Un demi-sourire mystérieux glissa sur son jeune visage pâle. Elle fit entre ses dents :

— M. Lautrement ne plaisait plus à mon mari…

Elle ajouta très vite :

— Ou plutôt madame Lautrement…

Mais Isabelle n’entendit pas cette remarque importante. Elle était trop tendue d’attention. Elle ne voulait rien perdre des louanges que, tout à l’heure, elle répéterait à Léon textuellement.
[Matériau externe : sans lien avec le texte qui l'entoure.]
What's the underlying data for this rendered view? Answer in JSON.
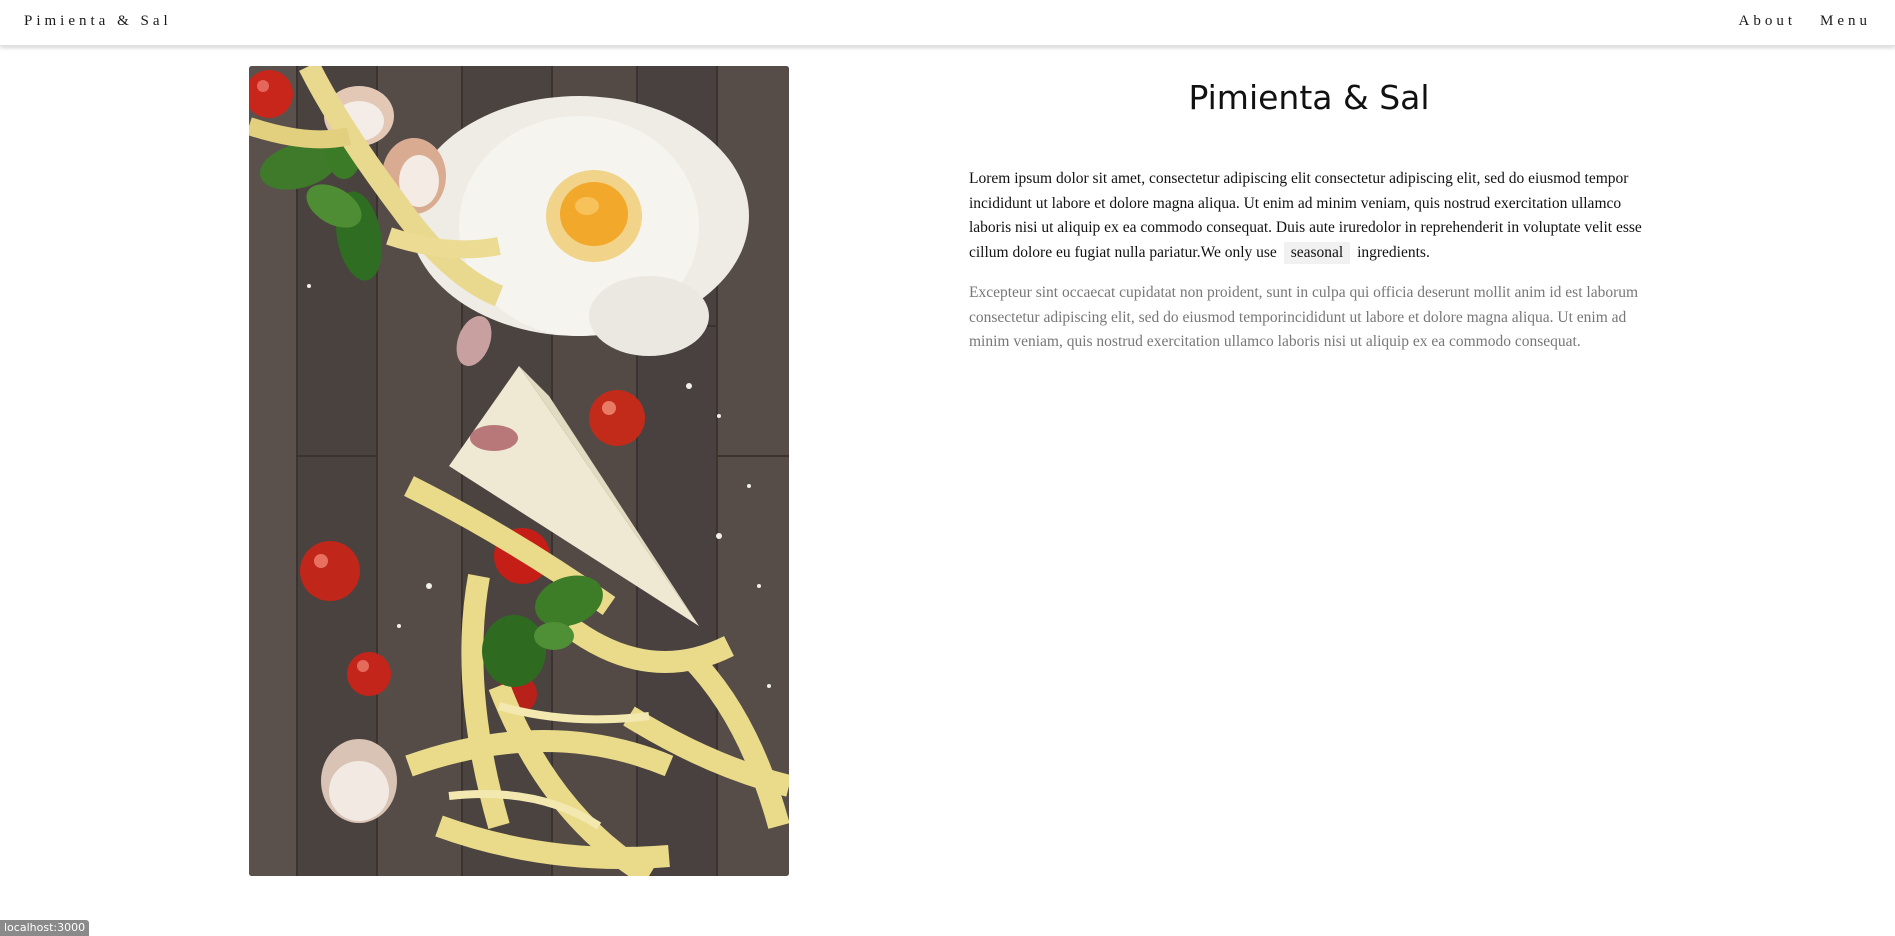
{
  "header": {
    "brand": "Pimienta & Sal",
    "nav": [
      {
        "label": "About"
      },
      {
        "label": "Menu"
      }
    ]
  },
  "hero_image": {
    "alt": "Pimienta & Sal"
  },
  "main": {
    "title": "Pimienta & Sal",
    "paragraph1": {
      "text": "Lorem ipsum dolor sit amet, consectetur adipiscing elit consectetur adipiscing elit, sed do eiusmod tempor incididunt ut labore et dolore magna aliqua. Ut enim ad minim veniam, quis nostrud exercitation ullamco laboris nisi ut aliquip ex ea commodo consequat. Duis aute iruredolor in reprehenderit in voluptate velit esse cillum dolore eu fugiat nulla pariatur.We only use",
      "tag": "seasonal",
      "suffix": "ingredients."
    },
    "paragraph2": "Excepteur sint occaecat cupidatat non proident, sunt in culpa qui officia deserunt mollit anim id est laborum consectetur adipiscing elit, sed do eiusmod temporincididunt ut labore et dolore magna aliqua. Ut enim ad minim veniam, quis nostrud exercitation ullamco laboris nisi ut aliquip ex ea commodo consequat."
  },
  "status_bar": {
    "url": "localhost:3000"
  },
  "colors": {
    "text": "#111111",
    "muted_text": "#777777",
    "tag_background": "#f1f1f1",
    "wood": "#4e4744"
  }
}
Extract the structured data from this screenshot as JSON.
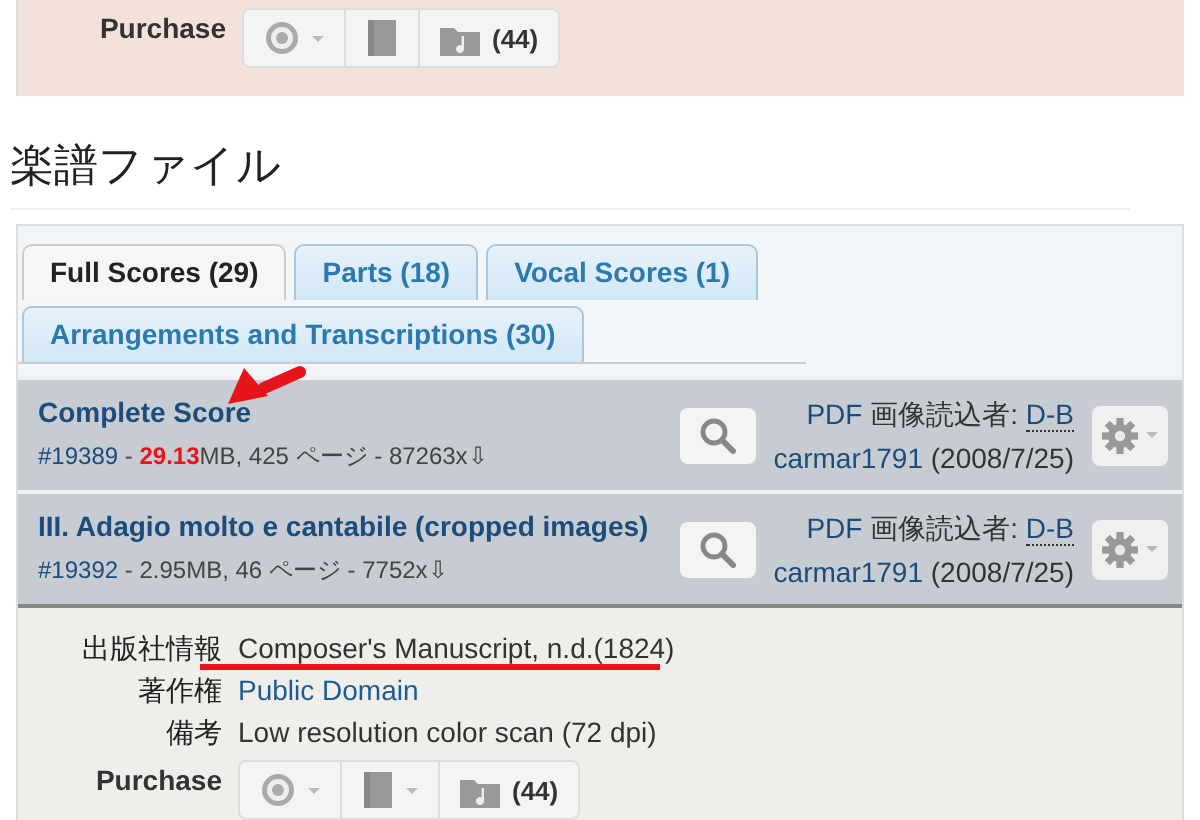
{
  "top_panel": {
    "purchase": {
      "label": "Purchase",
      "buttons": [
        {
          "kind": "disc",
          "caret": true
        },
        {
          "kind": "book",
          "caret": false
        },
        {
          "kind": "folder",
          "caret": false,
          "count": "(44)"
        }
      ]
    }
  },
  "section_title": "楽譜ファイル",
  "tabs": [
    {
      "label": "Full Scores (29)",
      "selected": true
    },
    {
      "label": "Parts (18)",
      "selected": false
    },
    {
      "label": "Vocal Scores (1)",
      "selected": false
    },
    {
      "label": "Arrangements and Transcriptions (30)",
      "selected": false
    }
  ],
  "files": [
    {
      "title": "Complete Score",
      "id": "#19389",
      "separator": "-",
      "size": "29.13",
      "size_large": true,
      "details": "MB, 425 ページ - 87263x⇩",
      "format": "PDF",
      "scanner_label": "画像読込者:",
      "scanner": "D-B",
      "uploader": "carmar1791",
      "date": "(2008/7/25)"
    },
    {
      "title": "III. Adagio molto e cantabile (cropped images)",
      "id": "#19392",
      "separator": "-",
      "size": "2.95",
      "size_large": false,
      "details": "MB, 46 ページ - 7752x⇩",
      "format": "PDF",
      "scanner_label": "画像読込者:",
      "scanner": "D-B",
      "uploader": "carmar1791",
      "date": "(2008/7/25)"
    }
  ],
  "info": [
    {
      "label": "出版社情報",
      "value": "Composer's Manuscript, n.d.(1824)",
      "kind": "text"
    },
    {
      "label": "著作権",
      "value": "Public Domain",
      "kind": "link"
    },
    {
      "label": "備考",
      "value": "Low resolution color scan (72 dpi)",
      "kind": "text"
    }
  ],
  "purchase": {
    "label": "Purchase",
    "buttons": [
      {
        "kind": "disc",
        "caret": true
      },
      {
        "kind": "book",
        "caret": true
      },
      {
        "kind": "folder",
        "caret": false,
        "count": "(44)"
      }
    ]
  }
}
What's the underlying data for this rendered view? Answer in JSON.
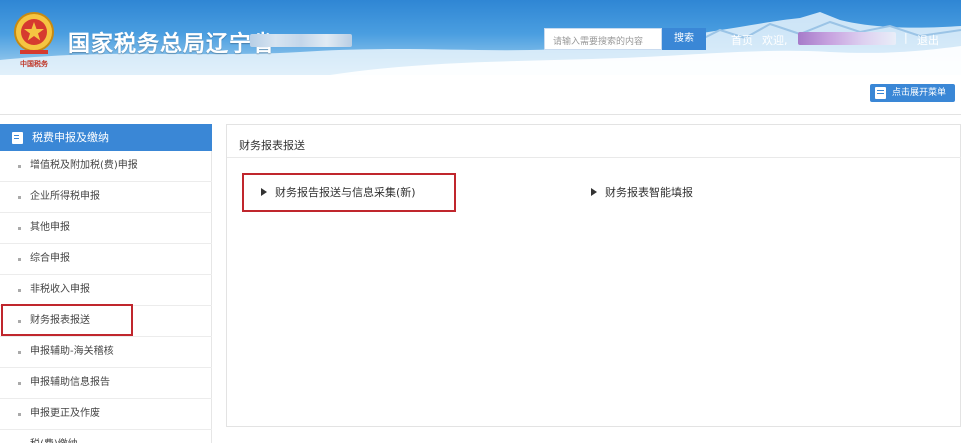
{
  "header": {
    "site_title": "国家税务总局辽宁省",
    "emblem_text": "中国税务",
    "search_placeholder": "请输入需要搜索的内容",
    "search_button": "搜索",
    "home_link": "首页",
    "welcome_text": "欢迎,",
    "separator": "|",
    "logout_link": "退出"
  },
  "toolbar": {
    "expand_menu": "点击展开菜单"
  },
  "sidebar": {
    "header": "税费申报及缴纳",
    "items": [
      {
        "label": "增值税及附加税(费)申报"
      },
      {
        "label": "企业所得税申报"
      },
      {
        "label": "其他申报"
      },
      {
        "label": "综合申报"
      },
      {
        "label": "非税收入申报"
      },
      {
        "label": "财务报表报送"
      },
      {
        "label": "申报辅助-海关稽核"
      },
      {
        "label": "申报辅助信息报告"
      },
      {
        "label": "申报更正及作废"
      },
      {
        "label": "税(费)缴纳"
      }
    ]
  },
  "main": {
    "title": "财务报表报送",
    "links": [
      {
        "label": "财务报告报送与信息采集(新)"
      },
      {
        "label": "财务报表智能填报"
      }
    ]
  },
  "colors": {
    "primary": "#3a87d6",
    "highlight": "#c0262d"
  }
}
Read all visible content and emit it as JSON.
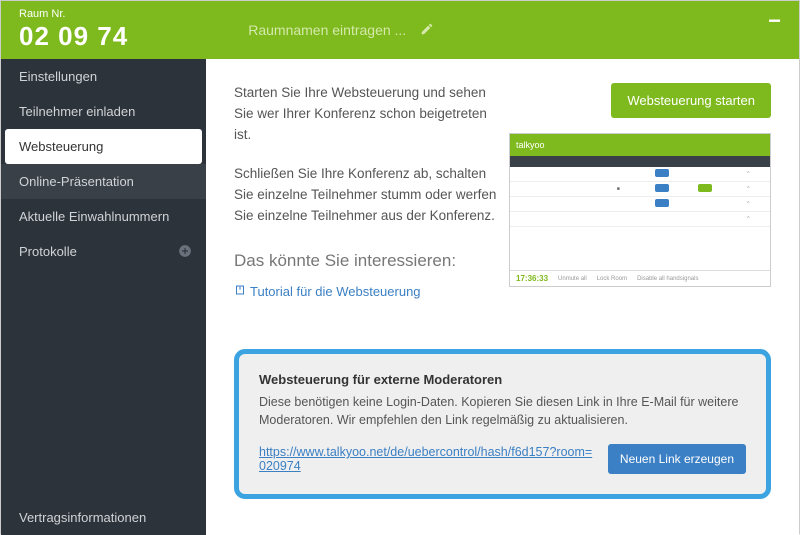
{
  "header": {
    "room_label": "Raum Nr.",
    "room_number": "02 09 74",
    "room_name_placeholder": "Raumnamen eintragen ..."
  },
  "sidebar": {
    "items": [
      {
        "label": "Einstellungen"
      },
      {
        "label": "Teilnehmer einladen"
      },
      {
        "label": "Websteuerung"
      },
      {
        "label": "Online-Präsentation"
      },
      {
        "label": "Aktuelle Einwahlnummern"
      },
      {
        "label": "Protokolle"
      }
    ],
    "footer_label": "Vertragsinformationen"
  },
  "content": {
    "para1": "Starten Sie Ihre Websteuerung und sehen Sie wer Ihrer Konferenz schon beigetreten ist.",
    "para2": "Schließen Sie Ihre Konferenz ab, schalten Sie einzelne Teilnehmer stumm oder werfen Sie einzelne Teilnehmer aus der Konferenz.",
    "start_btn": "Websteuerung starten",
    "interests_heading": "Das könnte Sie interessieren:",
    "tutorial_link": "Tutorial für die Websteuerung"
  },
  "preview": {
    "logo": "talkyoo",
    "time": "17:36:33",
    "footer_items": [
      "Unmute all",
      "Lock Room",
      "Disable all handsignals"
    ]
  },
  "callout": {
    "heading": "Websteuerung für externe Moderatoren",
    "text": "Diese benötigen keine Login-Daten. Kopieren Sie diesen Link in Ihre E-Mail für weitere Moderatoren. Wir empfehlen den Link regelmäßig zu aktualisieren.",
    "url": "https://www.talkyoo.net/de/uebercontrol/hash/f6d157?room=020974",
    "gen_btn": "Neuen Link erzeugen"
  }
}
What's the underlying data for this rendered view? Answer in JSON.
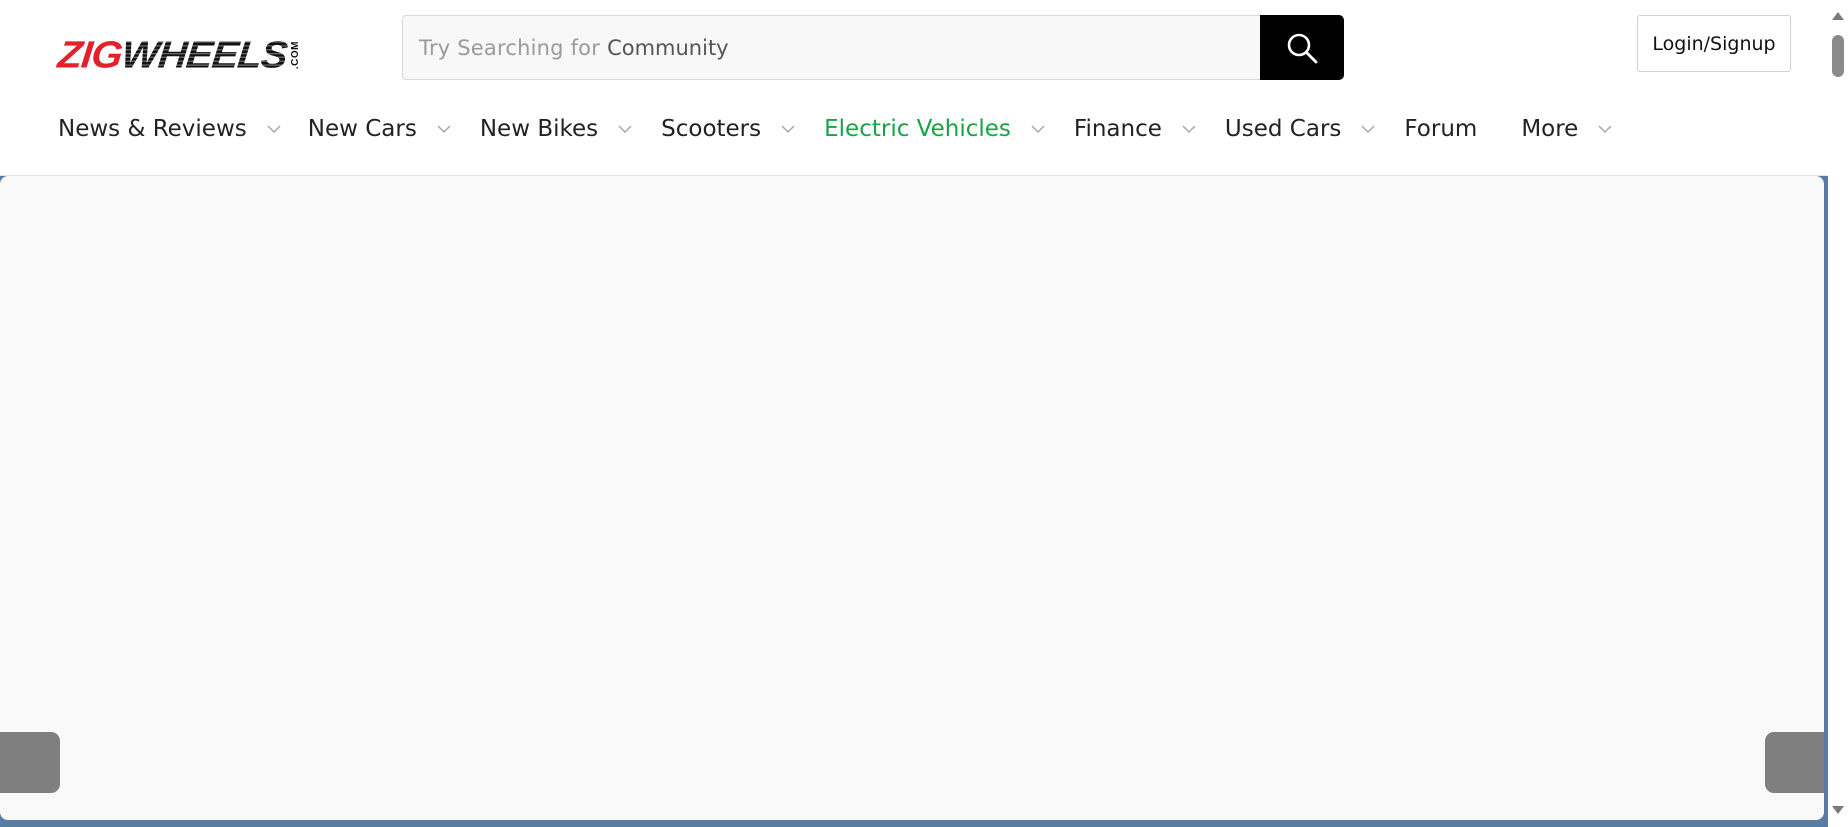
{
  "header": {
    "logo": {
      "part_a": "ZIG",
      "part_b": "WHEELS",
      "suffix": ".COM",
      "icon": "zigwheels-logo"
    },
    "search": {
      "prefix": "Try Searching for",
      "term": "Community",
      "button_icon": "search-icon"
    },
    "login_label": "Login/Signup"
  },
  "nav": {
    "items": [
      {
        "label": "News & Reviews",
        "has_dropdown": true,
        "active": false
      },
      {
        "label": "New Cars",
        "has_dropdown": true,
        "active": false
      },
      {
        "label": "New Bikes",
        "has_dropdown": true,
        "active": false
      },
      {
        "label": "Scooters",
        "has_dropdown": true,
        "active": false
      },
      {
        "label": "Electric Vehicles",
        "has_dropdown": true,
        "active": true
      },
      {
        "label": "Finance",
        "has_dropdown": true,
        "active": false
      },
      {
        "label": "Used Cars",
        "has_dropdown": true,
        "active": false
      },
      {
        "label": "Forum",
        "has_dropdown": false,
        "active": false
      },
      {
        "label": "More",
        "has_dropdown": true,
        "active": false
      }
    ]
  },
  "colors": {
    "brand_red": "#e4202a",
    "active_nav_green": "#17a446",
    "banner_border_blue": "#587ca3",
    "slider_arrow_gray": "#7f7f7f",
    "search_button_black": "#000000"
  },
  "banner": {
    "prev_arrow_icon": "slider-prev-arrow",
    "next_arrow_icon": "slider-next-arrow"
  },
  "scrollbar": {
    "up_icon": "scroll-up-arrow-icon",
    "down_icon": "scroll-down-arrow-icon"
  }
}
Une joie confuse la possédait en même temps que l’angoisse de se dire qu’on arrivait dans un instant, qu’il allait falloir descendre de l’auto avant même d’avoir pu reprendre sa respiration. Elle eût souhaité que ce voyage durât de longues heures, afin de trouver le temps de se remettre, de goûter jusqu’au fond ce plaisir inouï, par le hasard offert. Dans cette automobile, n’était-elle pas assise à côté du bonheur ?

Être la marquise de Taranne Flossigny ; vivre dans ce luxe perpétuel ; passer à travers l’existence, couverte de fleurs et de parfums, sur ces deux petits pieds chaussés de violet ; avoir cette autorité, ce port, ce profil de reine ; être la femme du marquis…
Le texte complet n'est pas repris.